More than 4 million deaths per year are caused by either Malaria or HIV infection or a combination of the two. Malaria infestation during pregnancy has been strongly linked with increased risk of mother to child transmission of HIV hence the need for effective and safe preventive therapy for malaria in pregnancy for HIV positive pregnant patients.
To compare effectiveness of mefloquine with sulphadoxine-pyrimethamine for intermittent preventive therapy for malaria in HIV positive pregnant women with a view to decrease malaria case morbidity and mortality rate and further reduce the risk of vertical transmission of HIV.
One hundred and forty-two HIV positive pregnant patients on highly active antiretroviral therapy (HAART) attending antenatal and PMTCT clinics at UCH Ibadan and Adeoyo Maternity Hospital Ibadan, at gestational age sixteen (16) to twenty eight weeks (28) were recruited for the study after adequate counselling had been done and consent taken.

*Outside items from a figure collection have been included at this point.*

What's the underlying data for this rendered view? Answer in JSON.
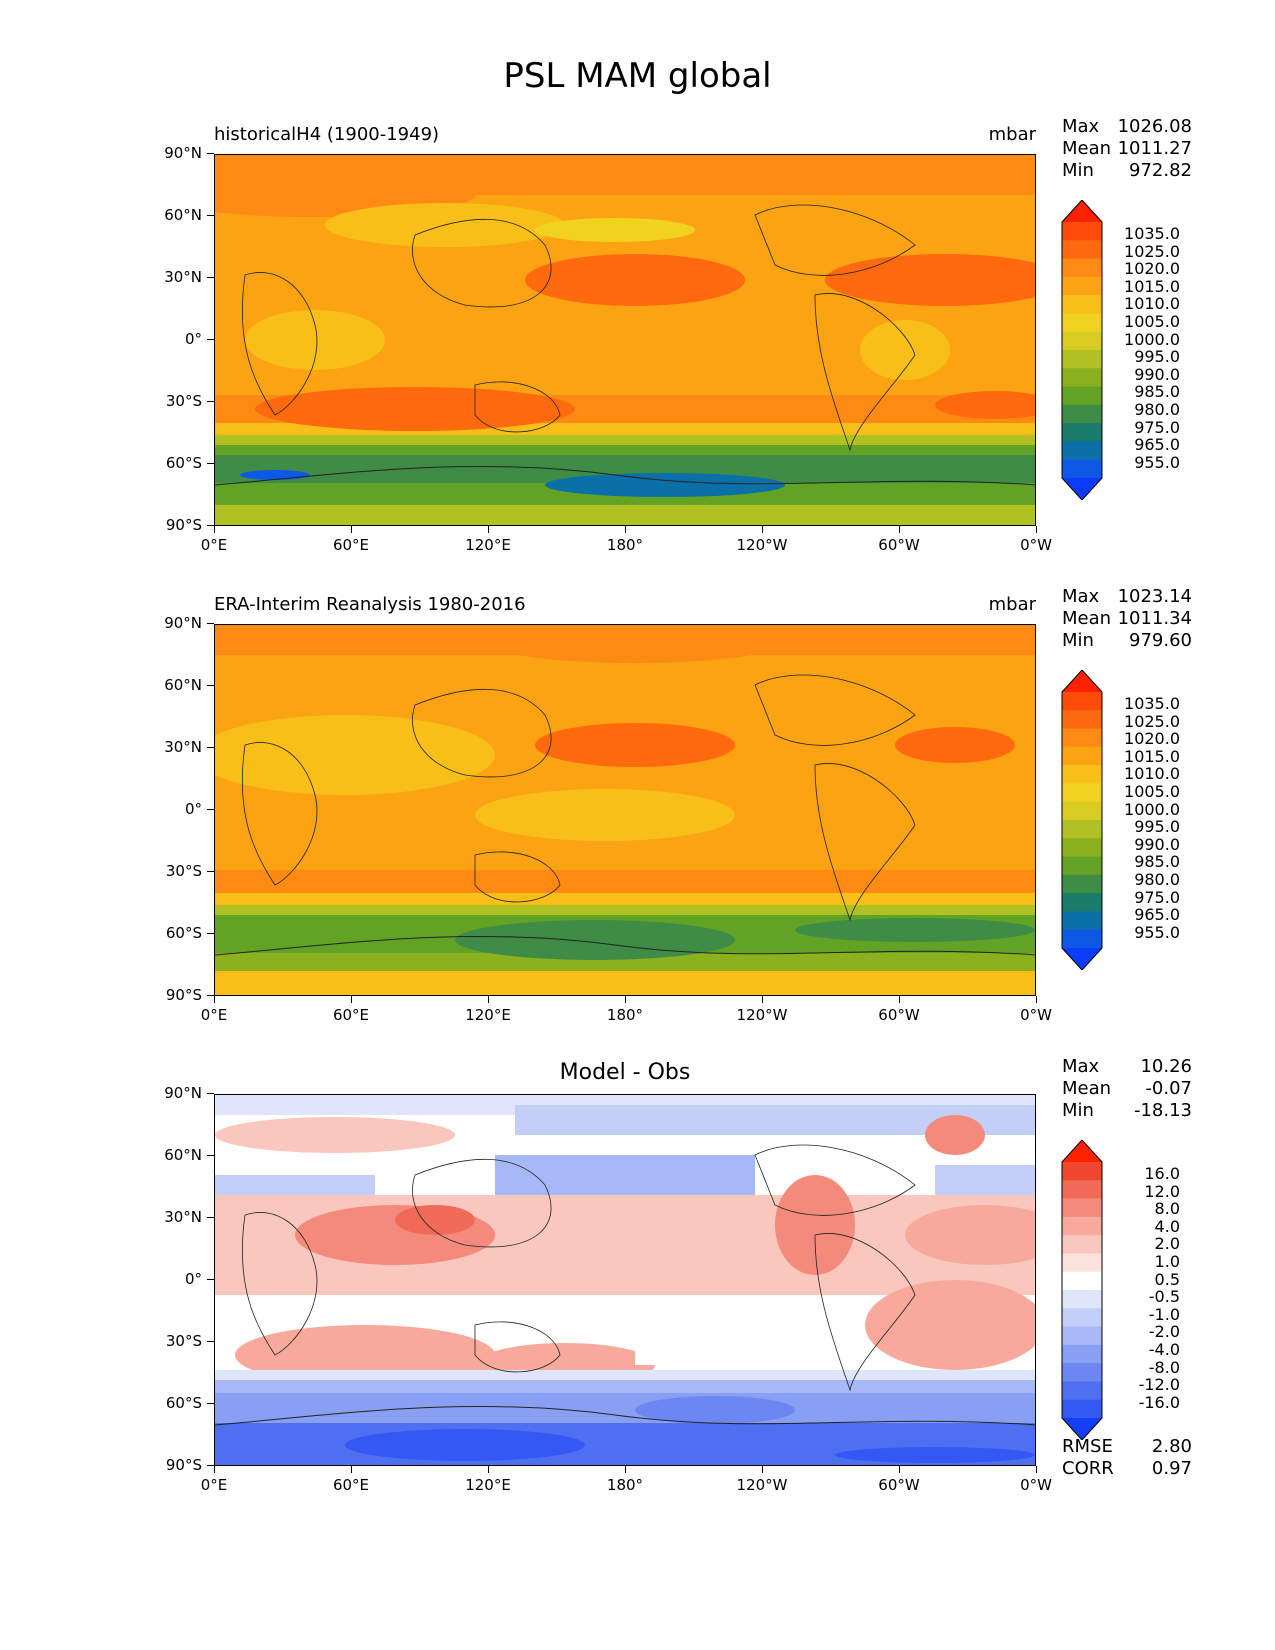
{
  "figure_title": "PSL MAM global",
  "y_ticks": [
    "90°N",
    "60°N",
    "30°N",
    "0°",
    "30°S",
    "60°S",
    "90°S"
  ],
  "x_ticks": [
    "0°E",
    "60°E",
    "120°E",
    "180°",
    "120°W",
    "60°W",
    "0°W"
  ],
  "panels": [
    {
      "title": "historicalH4 (1900-1949)",
      "units": "mbar",
      "stats": {
        "max_label": "Max",
        "max": "1026.08",
        "mean_label": "Mean",
        "mean": "1011.27",
        "min_label": "Min",
        "min": "972.82"
      },
      "colorbar_labels": [
        "1035.0",
        "1025.0",
        "1020.0",
        "1015.0",
        "1010.0",
        "1005.0",
        "1000.0",
        "995.0",
        "990.0",
        "985.0",
        "980.0",
        "975.0",
        "965.0",
        "955.0"
      ],
      "colorbar_colors": [
        "#ff2200",
        "#ff4b0a",
        "#ff6a0f",
        "#fd8a12",
        "#fba313",
        "#f8bf18",
        "#f1d21f",
        "#d8cc23",
        "#b1c023",
        "#8cb11e",
        "#62a225",
        "#3e8c45",
        "#197c6b",
        "#0b6fa8",
        "#0d59e5",
        "#0b3cfb"
      ]
    },
    {
      "title": "ERA-Interim Reanalysis 1980-2016",
      "units": "mbar",
      "stats": {
        "max_label": "Max",
        "max": "1023.14",
        "mean_label": "Mean",
        "mean": "1011.34",
        "min_label": "Min",
        "min": "979.60"
      },
      "colorbar_labels": [
        "1035.0",
        "1025.0",
        "1020.0",
        "1015.0",
        "1010.0",
        "1005.0",
        "1000.0",
        "995.0",
        "990.0",
        "985.0",
        "980.0",
        "975.0",
        "965.0",
        "955.0"
      ],
      "colorbar_colors": [
        "#ff2200",
        "#ff4b0a",
        "#ff6a0f",
        "#fd8a12",
        "#fba313",
        "#f8bf18",
        "#f1d21f",
        "#d8cc23",
        "#b1c023",
        "#8cb11e",
        "#62a225",
        "#3e8c45",
        "#197c6b",
        "#0b6fa8",
        "#0d59e5",
        "#0b3cfb"
      ]
    },
    {
      "title": "Model - Obs",
      "units": "",
      "stats": {
        "max_label": "Max",
        "max": "10.26",
        "mean_label": "Mean",
        "mean": "-0.07",
        "min_label": "Min",
        "min": "-18.13"
      },
      "colorbar_labels": [
        "16.0",
        "12.0",
        "8.0",
        "4.0",
        "2.0",
        "1.0",
        "0.5",
        "-0.5",
        "-1.0",
        "-2.0",
        "-4.0",
        "-8.0",
        "-12.0",
        "-16.0"
      ],
      "colorbar_colors": [
        "#ff2200",
        "#f2472f",
        "#f16a58",
        "#f48a7c",
        "#f7a99c",
        "#f9c7bd",
        "#fce2dc",
        "#ffffff",
        "#dfe5fb",
        "#c3cff8",
        "#a6b8f5",
        "#889ff3",
        "#6c87f2",
        "#4f6ff1",
        "#3458f4",
        "#163ef8"
      ],
      "rmse_label": "RMSE",
      "rmse": "2.80",
      "corr_label": "CORR",
      "corr": "0.97"
    }
  ]
}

Thick and thin blood films for malaria parasite were taken at the time of recruitment. The selected drug was administered at recruitment. At delivery blood samples were taken from the
mother for malaria parasite and packed cell volume. Placental blood sample was also taken forblood film for malaria parasite test. The baby’s Apgar score and anthropometric measurementswere noted. Those found to have malaria parasites were referred for treatment.

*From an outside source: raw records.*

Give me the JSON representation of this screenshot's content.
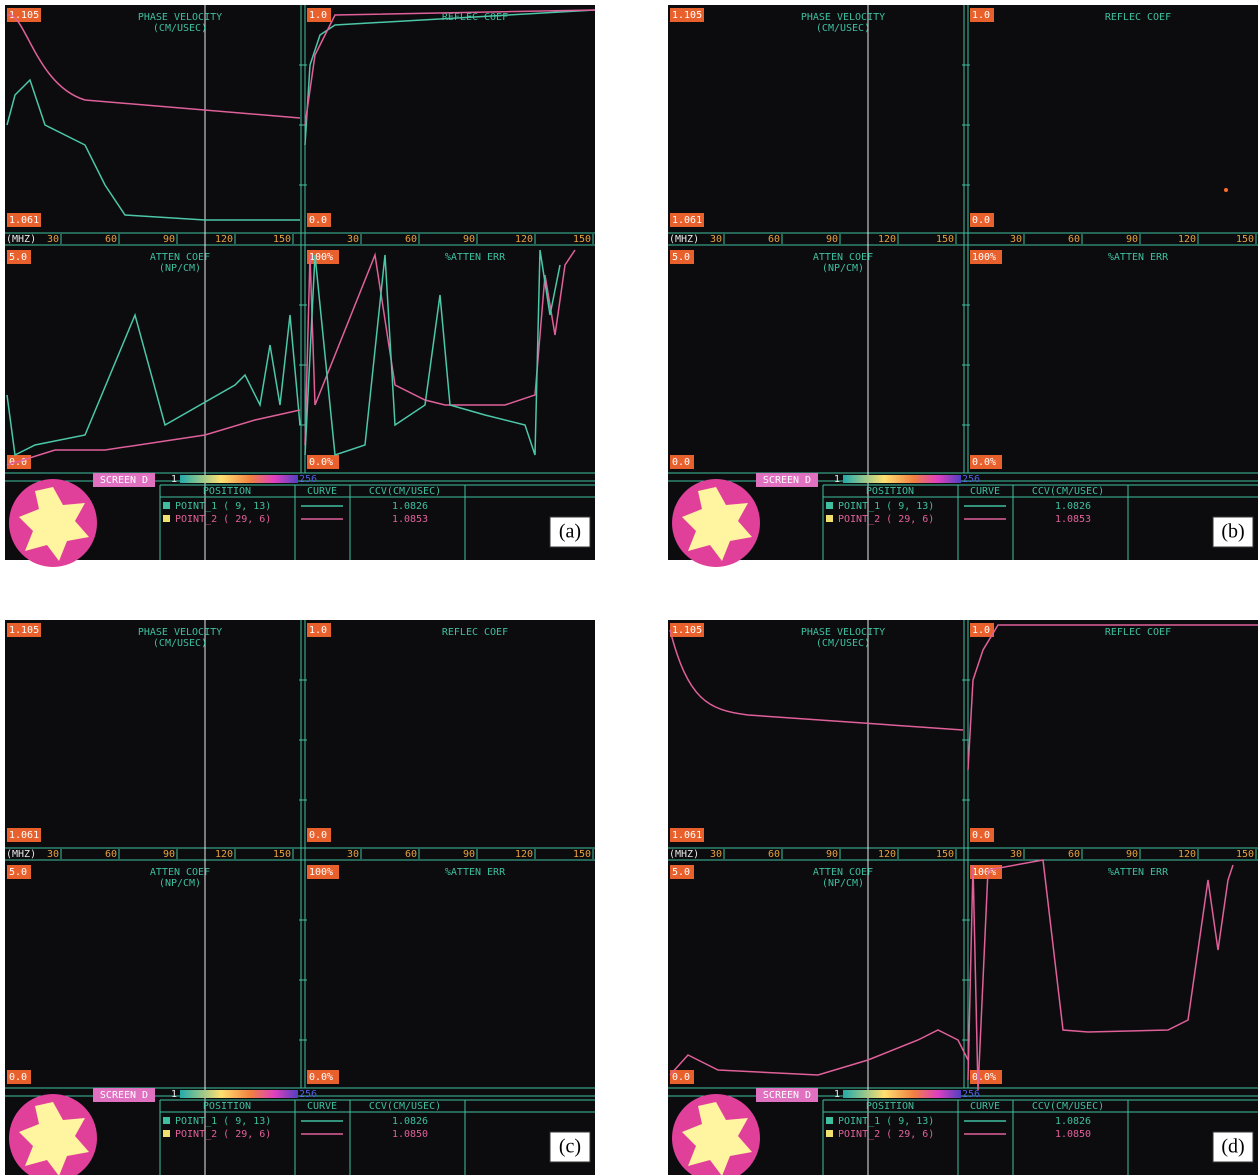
{
  "screen": {
    "pv_title": "PHASE VELOCITY",
    "pv_unit": "(CM/USEC)",
    "pv_max": "1.105",
    "pv_min": "1.061",
    "rc_title": "REFLEC COEF",
    "rc_max": "1.0",
    "rc_min": "0.0",
    "freq_unit": "(MHZ)",
    "freq_ticks": [
      30,
      60,
      90,
      120,
      150
    ],
    "ac_title": "ATTEN COEF",
    "ac_unit": "(NP/CM)",
    "ac_max": "5.0",
    "ac_min": "0.0",
    "ae_title": "%ATTEN ERR",
    "ae_max": "100%",
    "ae_min": "0.0%",
    "screen_name": "SCREEN D",
    "scale_min": "1",
    "scale_max": "256",
    "headers": [
      "POSITION",
      "CURVE",
      "CCV(CM/USEC)"
    ],
    "points": [
      "POINT_1 (  9, 13)",
      "POINT_2 ( 29,  6)"
    ]
  },
  "panels": [
    {
      "label": "(a)",
      "ccv": [
        "1.0826",
        "1.0853"
      ]
    },
    {
      "label": "(b)",
      "ccv": [
        "1.0826",
        "1.0853"
      ]
    },
    {
      "label": "(c)",
      "ccv": [
        "1.0826",
        "1.0850"
      ]
    },
    {
      "label": "(d)",
      "ccv": [
        "1.0826",
        "1.0850"
      ]
    }
  ]
}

Categorical variables were analysed using Chi-square test (Fisher’s exact test was used as appropriate) and continuous variables were analysed using the Student’s t-test. Level of statistical significance was set at P < 0.05.
One hundred and forty-two (142) participants were recruited into the study. Seventy-one participants were allocated to each study group. One hundred and twenty-four (87%) of the participants completed the study; eighteen (12%) were lost to follow up. Sixty (84%) of the participants in the mefloquine group and sixty-four (90%) of the participants in the sulphadoxine-pyrimethamine group respectively completed the study. Of the eighteen lost to follow up eleven were in the mefloquine group while seven were in the sulphadoxine- pyrimethamine group.

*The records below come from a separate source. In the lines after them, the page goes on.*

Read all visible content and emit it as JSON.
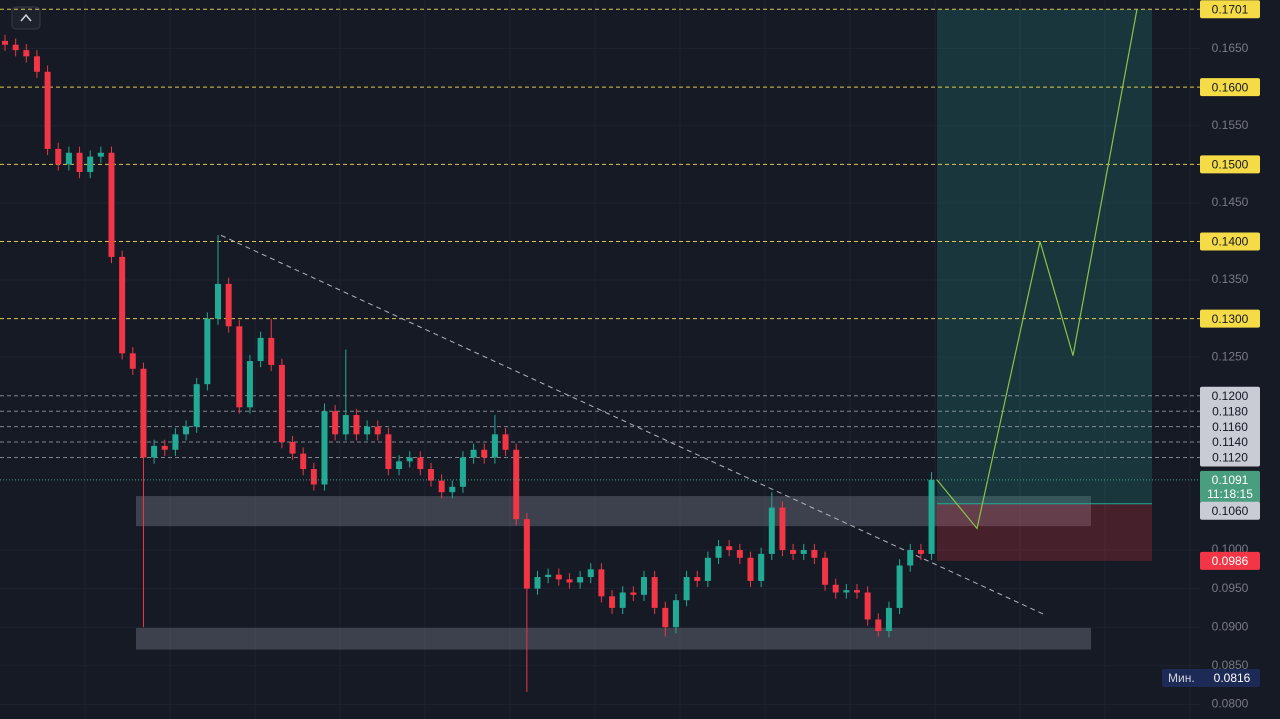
{
  "chart_data": {
    "type": "candlestick",
    "up_color": "#22ab94",
    "down_color": "#f23645",
    "open": [
      0.166,
      0.1655,
      0.1648,
      0.164,
      0.162,
      0.152,
      0.15,
      0.1515,
      0.149,
      0.151,
      0.1515,
      0.138,
      0.1255,
      0.1235,
      0.112,
      0.1135,
      0.113,
      0.115,
      0.116,
      0.1215,
      0.13,
      0.1345,
      0.129,
      0.1185,
      0.1245,
      0.1275,
      0.124,
      0.114,
      0.1125,
      0.1105,
      0.1085,
      0.118,
      0.115,
      0.1175,
      0.115,
      0.116,
      0.115,
      0.1105,
      0.1115,
      0.112,
      0.1105,
      0.109,
      0.1075,
      0.1082,
      0.112,
      0.113,
      0.112,
      0.115,
      0.113,
      0.104,
      0.095,
      0.0965,
      0.0968,
      0.0962,
      0.0958,
      0.0965,
      0.0975,
      0.094,
      0.0925,
      0.0945,
      0.0942,
      0.0965,
      0.0925,
      0.09,
      0.0935,
      0.0965,
      0.096,
      0.099,
      0.1005,
      0.1,
      0.099,
      0.096,
      0.0995,
      0.1055,
      0.1,
      0.0995,
      0.1,
      0.099,
      0.0955,
      0.0945,
      0.0948,
      0.0945,
      0.091,
      0.0895,
      0.0925,
      0.098,
      0.1,
      0.0995
    ],
    "high": [
      0.1668,
      0.1663,
      0.1656,
      0.1648,
      0.1628,
      0.1528,
      0.1523,
      0.1523,
      0.1518,
      0.1523,
      0.1523,
      0.1388,
      0.1263,
      0.1243,
      0.1143,
      0.1143,
      0.1158,
      0.1168,
      0.1223,
      0.1308,
      0.1408,
      0.1353,
      0.1298,
      0.1253,
      0.1283,
      0.13,
      0.1248,
      0.1148,
      0.1133,
      0.1113,
      0.119,
      0.1188,
      0.126,
      0.1183,
      0.1168,
      0.1168,
      0.1158,
      0.1123,
      0.1128,
      0.1128,
      0.1113,
      0.1098,
      0.109,
      0.1128,
      0.1138,
      0.1138,
      0.1175,
      0.1158,
      0.1138,
      0.1048,
      0.0973,
      0.0976,
      0.0976,
      0.097,
      0.0973,
      0.0983,
      0.0983,
      0.0948,
      0.0953,
      0.0953,
      0.0973,
      0.0973,
      0.0933,
      0.0943,
      0.0973,
      0.0973,
      0.0998,
      0.1013,
      0.1013,
      0.1008,
      0.0998,
      0.1003,
      0.1075,
      0.1063,
      0.1008,
      0.1008,
      0.1008,
      0.0998,
      0.0963,
      0.0956,
      0.0956,
      0.0953,
      0.0918,
      0.0933,
      0.0988,
      0.1008,
      0.1008,
      0.1101
    ],
    "low": [
      0.1647,
      0.164,
      0.1632,
      0.1612,
      0.1512,
      0.1492,
      0.1492,
      0.1482,
      0.1482,
      0.1502,
      0.1372,
      0.1247,
      0.1227,
      0.09,
      0.1112,
      0.1122,
      0.1122,
      0.1142,
      0.1152,
      0.1207,
      0.1292,
      0.1282,
      0.1177,
      0.1177,
      0.1237,
      0.1232,
      0.1132,
      0.1117,
      0.1097,
      0.1077,
      0.1077,
      0.1142,
      0.1142,
      0.1142,
      0.1142,
      0.1142,
      0.1097,
      0.1097,
      0.1107,
      0.1097,
      0.1082,
      0.1067,
      0.1067,
      0.1074,
      0.1112,
      0.1112,
      0.1112,
      0.1122,
      0.1032,
      0.0816,
      0.0942,
      0.0957,
      0.0954,
      0.095,
      0.095,
      0.0957,
      0.0932,
      0.0917,
      0.0917,
      0.0934,
      0.0934,
      0.0917,
      0.0888,
      0.0892,
      0.0927,
      0.0952,
      0.0952,
      0.0982,
      0.0992,
      0.0982,
      0.0952,
      0.0952,
      0.0987,
      0.0992,
      0.0987,
      0.0987,
      0.0982,
      0.0947,
      0.0937,
      0.0937,
      0.0937,
      0.0902,
      0.0888,
      0.0887,
      0.0917,
      0.0972,
      0.0987,
      0.0987
    ],
    "close": [
      0.1655,
      0.1648,
      0.164,
      0.162,
      0.152,
      0.15,
      0.1515,
      0.149,
      0.151,
      0.1515,
      0.138,
      0.1255,
      0.1235,
      0.112,
      0.1135,
      0.113,
      0.115,
      0.116,
      0.1215,
      0.13,
      0.1345,
      0.129,
      0.1185,
      0.1245,
      0.1275,
      0.124,
      0.114,
      0.1125,
      0.1105,
      0.1085,
      0.118,
      0.115,
      0.1175,
      0.115,
      0.116,
      0.115,
      0.1105,
      0.1115,
      0.112,
      0.1105,
      0.109,
      0.1075,
      0.1082,
      0.112,
      0.113,
      0.112,
      0.115,
      0.113,
      0.104,
      0.095,
      0.0965,
      0.0968,
      0.0962,
      0.0958,
      0.0965,
      0.0975,
      0.094,
      0.0925,
      0.0945,
      0.0942,
      0.0965,
      0.0925,
      0.09,
      0.0935,
      0.0965,
      0.096,
      0.099,
      0.1005,
      0.1,
      0.099,
      0.096,
      0.0995,
      0.1055,
      0.1,
      0.0995,
      0.1,
      0.099,
      0.0955,
      0.0945,
      0.0948,
      0.0945,
      0.091,
      0.0895,
      0.0925,
      0.098,
      0.1,
      0.0995,
      0.1091
    ],
    "ylim": [
      0.0781,
      0.1713
    ],
    "yticks": [
      {
        "value": 0.165,
        "label": "0.1650"
      },
      {
        "value": 0.155,
        "label": "0.1550"
      },
      {
        "value": 0.145,
        "label": "0.1450"
      },
      {
        "value": 0.135,
        "label": "0.1350"
      },
      {
        "value": 0.125,
        "label": "0.1250"
      },
      {
        "value": 0.1,
        "label": "0.1000"
      },
      {
        "value": 0.095,
        "label": "0.0950"
      },
      {
        "value": 0.09,
        "label": "0.0900"
      },
      {
        "value": 0.085,
        "label": "0.0850"
      },
      {
        "value": 0.08,
        "label": "0.0800"
      }
    ],
    "target_levels": {
      "color": "#f5dc47",
      "values": [
        0.1701,
        {
          "value": 0.16,
          "label": "0.1600"
        },
        {
          "value": 0.15,
          "label": "0.1500"
        },
        {
          "value": 0.14,
          "label": "0.1400"
        },
        {
          "value": 0.13,
          "label": "0.1300"
        }
      ]
    },
    "resistance_levels": {
      "color": "#c9ccd4",
      "values": [
        {
          "value": 0.12,
          "label": "0.1200"
        },
        {
          "value": 0.118,
          "label": "0.1180"
        },
        {
          "value": 0.116,
          "label": "0.1160"
        },
        {
          "value": 0.114,
          "label": "0.1140"
        },
        {
          "value": 0.112,
          "label": "0.1120"
        }
      ]
    },
    "last_price": {
      "value": 0.1091,
      "countdown": "11:18:15",
      "color": "#4a9e80"
    },
    "position": {
      "target": 0.1701,
      "entry": {
        "value": 0.106,
        "label": "0.1060"
      },
      "stop": 0.0986,
      "stop_color": "#f23645"
    },
    "zones": [
      [
        0.107,
        0.1031
      ],
      [
        0.0899,
        0.0871
      ]
    ],
    "trendline": [
      0.1408,
      0.0916
    ],
    "projection": [
      0.1091,
      0.1028,
      0.14,
      0.1252,
      0.1701
    ],
    "minimum": {
      "label": "Мин.",
      "value": 0.0816
    }
  }
}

The socio-demographic characteristics of both groups were comparable. A total number of ten (8.1%) participants consisting of 5 (9.4%) in the mefloquine group and 5 (7.5%) in the sulphadoxine-pyrimethamine group had positive blood film for malaria parasites result at recruitment. This number increased to 13 (10.5%) at delivery, with 4 in the mefloquine group and 9 in the sulphadoxine-pyrimethamine group but there was no significant difference found (P- value=0.47, RR=0.69, 95%CI= 0.3-1.8). four (4) participants had positive placental blood film for malaria parasite with 1(1.7%) in the mefloquine group and 3(4.8%) in the sulphadoxine- pyrimethamine group.
This study demonstrated that prophylactic use of mefloquine for intermittent preventive therapy for malaria in pregnant HIV positive women is as effective as use of sulphadoxine- pyrimethamine and appears to be a feasible alternative.